I also decided that this is going to end soon. I know how to end it, and it'll probably end in a few chapters. And just so you know... I have no intention of turning this into a lemon fic. I have a few reasons (aka the notebook... don't ask), so don't ask for one. But getting back to the end... No idea. It's almost over tho. Less than five chapters.
Touki Yume: I'm sorry for confusing you. I just wrote... and didn't bother to rethink about what I wrote. Sorry. And- again- thank you soooooooooo much for your idea. I really appreciate it, and it helped me clear my head. Thank you!!!!
WeaselGirl: Thank you!!! I swear, every review I read makes me change my mind about who the 'mystery seishi' is, and your thoughts actually made sense. But, once again... Thank you!!!!
Mad Squirrel: I'm sorry for making you go bald!!!! I'm really sorry!!! I hope this might have cleared up something. And I am seriously shocked when people say I have talent, cuz I have no idea where that comes from. I just write... herm... Thank you!!!
Xanthe: Thank you for the names thing! I actually plan to use these names someday when I have kids... But I'm just wondering where Cedric (another fav of mine!) came from. And there is no way that the Seiryuu people are evil here. Except for Miboshi, I respect and feel so bad for the rest of them, and could never make them the bad guys unless it was in the series.

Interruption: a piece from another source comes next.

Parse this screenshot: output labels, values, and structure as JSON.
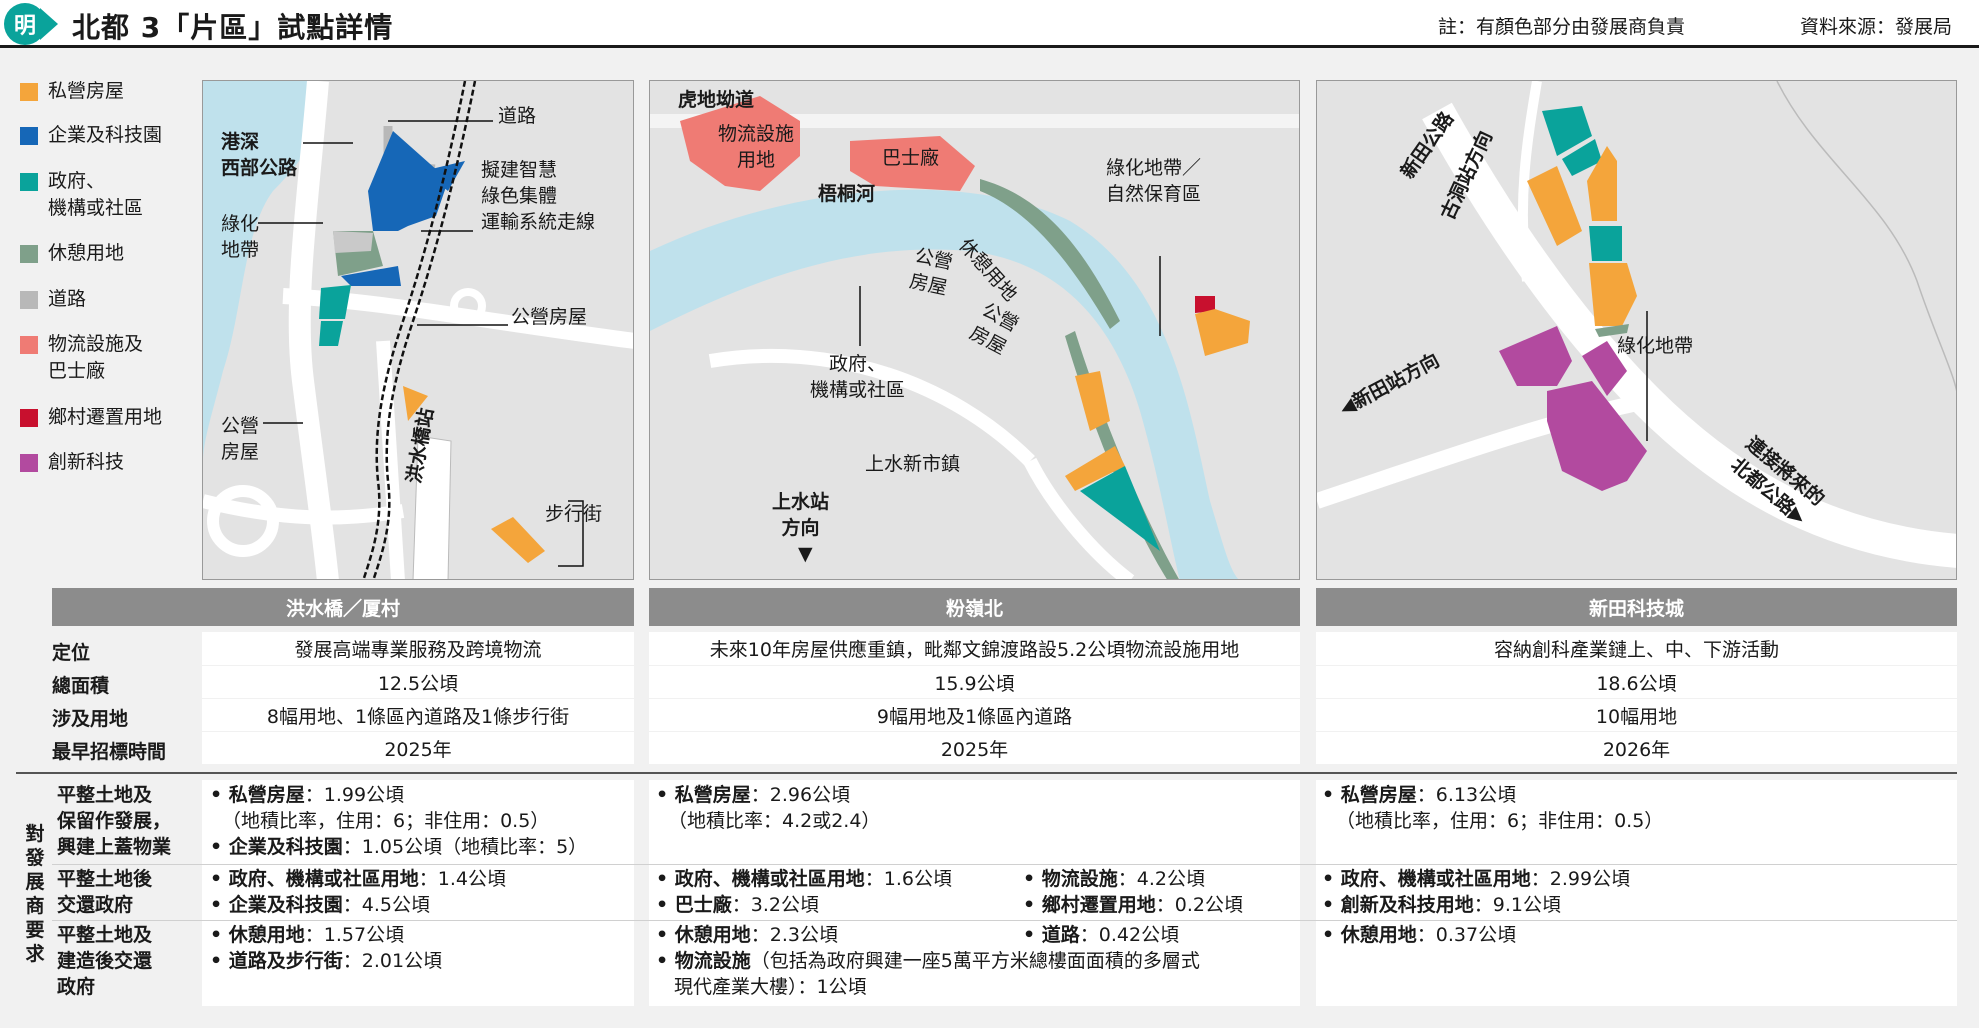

And the twins idea did come from Suboshi (i think!). But thank you!!!!
Phoe-kun and Leena: I'm sorry for a confusing opening! I don't know what happened! Hahah... yah. And with the musicals... I blame S-F for that. She's the Guys and Dolls freak... ever since we saw that musical.. Why we tried out for Fiddler. And... hermm... Thanks!!!
Well... Bai bai!!! Thank you for all!!!